[]
Dependencies: To Version or Not To Version?
[
jdcasey
]
17:28, Friday, 22 April 2005
Many Maven users don't see the value of requiring version information for project dependencies. I'd like to take a second to try to shed some light on the Maven perspective on this...
The key thing to remember here is that Maven is a build system. It's a tool for build managers, and which developers use when building a development copy on their localhost. As a result, Maven may conform more closely to a build manager's idea of how best to define a project. Many developers don't understand the apparent anality - if you'll allow me to use a PC term here ;) - of versioned dependencies. Since I've spend quite a bit of time managing builds, let me try to explain this perspective a little.
The whole idea of having a build script/system is automation of many, many very mundane commands into a single, reproducible step. Many people overlook this: it's not about saving time when building a project, and it's not about having a faster build...although these are obvious advantages of not typing in dozens of commands by hand. The *real* advantage of having a build system is knowing that when you produce some artifact that represents your project, that it is done *exacly* the same way every time, and with exactly the same contents - unless explicitly changed in the build scripts.
This is motivated by more than a build manager's aesthetic sense; it's to ensure, for example, that what is deployed to your test environment is what gets deployed to your production environment, or what gets deployed in the event of a system crash. It's to ensure that the build manager (a person viewed as an externality by many development teams, not unlike a sysadmin) doesn't introduce subtle errors during a build. Such errors usually have nothing to do with the project source code, and can be extremely difficult to troubleshoot as a consequence. I'm sure you'll agree that typing in two dozen commands by hand is a little error-prone. :)
The bottom line is: what version of a given dependency are you using? If you perform one build today, and another tomorrow (when testing is finished, or when lightning strikes your production hosting facility), will those two builds contain the same versions of these dependencies? If, months from now when you're working on v2.x of your project, one of your biggest clients reports a critical bug in your 1.x line, can you reproduce the build in order to reproduce the client's problem? Nobody questions that they should be keeping versioned files in their source code. Why should the other components of your product be different? If you don't version something, it's because you don't care if it changes. In that case, why is it a part of the project and build?
If you're a build manager and you see someone using something like 'javamail.jar' as a dependency in their project, you get scared. Really scared. It's ridiculous to assume that the javamail project has reached perfection and therefore will have no more releases, so what version of javamail is this project dependent upon? What particular mix of bugs vs. functionality does this project expect from javamail? If you deploy this thing to a production environment, is someone going to come 'round tomorrow and ask why the hell the production copy is failing, and the test copy works fine?? There is a reason build managers are often dubbed 'buildmonkeys'. They should only have to manage the mapping of environment-specific information into the configurations of projects...details usually considered mundane. In a perfect world, buildmonkeys could be replaced by a medium-IQ machine process. In our world, build managers have to manage an extremely complicated mapping of environment specifics to projects. It doesn't help when projects give incomplete information about what they need in order to function correctly.

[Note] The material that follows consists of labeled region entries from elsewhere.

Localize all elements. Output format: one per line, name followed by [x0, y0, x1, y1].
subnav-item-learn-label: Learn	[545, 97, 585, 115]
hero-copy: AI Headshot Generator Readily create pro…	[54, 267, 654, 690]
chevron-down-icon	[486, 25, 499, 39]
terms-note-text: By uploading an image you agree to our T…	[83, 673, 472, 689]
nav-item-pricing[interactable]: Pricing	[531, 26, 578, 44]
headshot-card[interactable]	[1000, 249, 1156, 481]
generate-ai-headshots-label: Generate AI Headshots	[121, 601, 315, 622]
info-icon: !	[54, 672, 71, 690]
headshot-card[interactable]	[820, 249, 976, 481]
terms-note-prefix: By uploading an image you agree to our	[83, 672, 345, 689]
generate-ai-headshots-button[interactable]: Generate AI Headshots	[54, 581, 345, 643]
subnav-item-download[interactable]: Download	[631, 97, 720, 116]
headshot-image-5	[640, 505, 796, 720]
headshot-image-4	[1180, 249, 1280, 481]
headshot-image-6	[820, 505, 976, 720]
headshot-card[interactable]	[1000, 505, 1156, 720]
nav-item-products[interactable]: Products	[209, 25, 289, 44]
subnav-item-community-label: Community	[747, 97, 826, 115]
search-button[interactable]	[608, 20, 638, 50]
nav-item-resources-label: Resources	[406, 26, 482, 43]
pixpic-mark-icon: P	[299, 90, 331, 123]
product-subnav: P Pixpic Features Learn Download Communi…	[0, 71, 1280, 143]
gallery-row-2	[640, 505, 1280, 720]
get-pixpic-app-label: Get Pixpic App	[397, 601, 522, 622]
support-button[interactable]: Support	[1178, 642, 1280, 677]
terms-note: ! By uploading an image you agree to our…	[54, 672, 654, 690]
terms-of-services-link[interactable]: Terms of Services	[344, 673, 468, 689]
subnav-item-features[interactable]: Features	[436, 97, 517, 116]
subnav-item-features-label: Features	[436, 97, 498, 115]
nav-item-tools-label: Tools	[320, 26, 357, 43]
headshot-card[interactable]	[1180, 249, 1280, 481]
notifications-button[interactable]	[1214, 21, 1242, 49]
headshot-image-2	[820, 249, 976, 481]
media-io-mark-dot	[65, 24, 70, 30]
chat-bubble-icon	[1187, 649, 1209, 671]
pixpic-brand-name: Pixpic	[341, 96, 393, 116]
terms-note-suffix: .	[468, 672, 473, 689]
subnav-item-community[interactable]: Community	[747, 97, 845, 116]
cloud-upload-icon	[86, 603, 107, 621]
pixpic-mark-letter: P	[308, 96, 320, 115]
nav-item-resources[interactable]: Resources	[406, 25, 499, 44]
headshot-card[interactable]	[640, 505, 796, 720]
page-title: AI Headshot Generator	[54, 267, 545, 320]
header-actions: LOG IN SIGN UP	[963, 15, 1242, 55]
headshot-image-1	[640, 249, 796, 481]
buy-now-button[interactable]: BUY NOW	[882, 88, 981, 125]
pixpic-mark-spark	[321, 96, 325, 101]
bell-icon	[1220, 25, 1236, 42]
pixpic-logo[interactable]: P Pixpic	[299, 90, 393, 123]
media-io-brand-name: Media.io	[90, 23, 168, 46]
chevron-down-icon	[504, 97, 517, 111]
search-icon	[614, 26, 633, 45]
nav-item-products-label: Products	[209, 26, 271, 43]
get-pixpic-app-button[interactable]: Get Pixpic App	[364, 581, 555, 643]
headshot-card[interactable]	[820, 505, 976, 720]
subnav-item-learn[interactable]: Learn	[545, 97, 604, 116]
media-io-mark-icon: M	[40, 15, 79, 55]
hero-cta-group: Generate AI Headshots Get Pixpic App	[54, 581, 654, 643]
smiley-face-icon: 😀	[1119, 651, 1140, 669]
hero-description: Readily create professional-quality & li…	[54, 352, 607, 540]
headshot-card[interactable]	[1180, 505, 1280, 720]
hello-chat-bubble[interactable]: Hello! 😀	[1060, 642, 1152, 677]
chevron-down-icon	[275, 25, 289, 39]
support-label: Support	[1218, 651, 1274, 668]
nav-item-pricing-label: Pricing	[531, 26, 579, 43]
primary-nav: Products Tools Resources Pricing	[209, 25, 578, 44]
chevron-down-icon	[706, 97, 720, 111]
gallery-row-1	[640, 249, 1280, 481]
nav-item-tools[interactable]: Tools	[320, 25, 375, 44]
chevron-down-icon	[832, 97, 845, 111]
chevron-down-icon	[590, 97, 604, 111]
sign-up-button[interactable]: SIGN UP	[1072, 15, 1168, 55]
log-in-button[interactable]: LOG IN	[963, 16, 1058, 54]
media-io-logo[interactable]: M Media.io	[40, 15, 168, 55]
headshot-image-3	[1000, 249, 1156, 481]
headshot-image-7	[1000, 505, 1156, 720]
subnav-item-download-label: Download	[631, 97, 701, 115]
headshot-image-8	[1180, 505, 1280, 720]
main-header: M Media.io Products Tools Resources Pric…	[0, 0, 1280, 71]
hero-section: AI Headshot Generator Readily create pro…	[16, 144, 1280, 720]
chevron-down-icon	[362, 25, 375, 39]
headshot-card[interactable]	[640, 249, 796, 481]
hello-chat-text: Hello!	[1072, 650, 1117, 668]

As an example for the developer crowd, imagine that you have a database table containing bank account information, of which a subset of rows is viewable by a given client from the web. Your webapp has the ability to uniquely identify a client, and should be able to supply enough information about his identity to supply only that client's information to the resulting web page. However, the db table you're using only uses (firstname, lastname) to identify a row, and the sensitive information within. If John Smith logs in, how can you be sure you're showing him the right bank account info?
Performing a build without versioned dependencies is similar to this. It's really a question of establishing identity, and maintaining that identity in order to provide a unique and coherent set of information. If you started your bank with only one John Smith, you're fine...until that John Smith logs in later, after you've picked up another client named John Smith. Then you may still supply the correct information to the user, but how can you be sure? You can't count on the continued uniqueness of "John Smith" any more than you can count on the continued uniqueness of "javamail.jar".
[TOPIC DRIFT :) ]
The reason to use Maven over Ant or some other build system is more a question of portability and consistency for your build method across multiple projects. It also helps you take advantage of many of these build-related concerns, without having to evolve your own solution. Maven also aims to be reasonably flexible, so how much of this knowledge you use is ultimately up to you. However, this is more of a discussion for another time.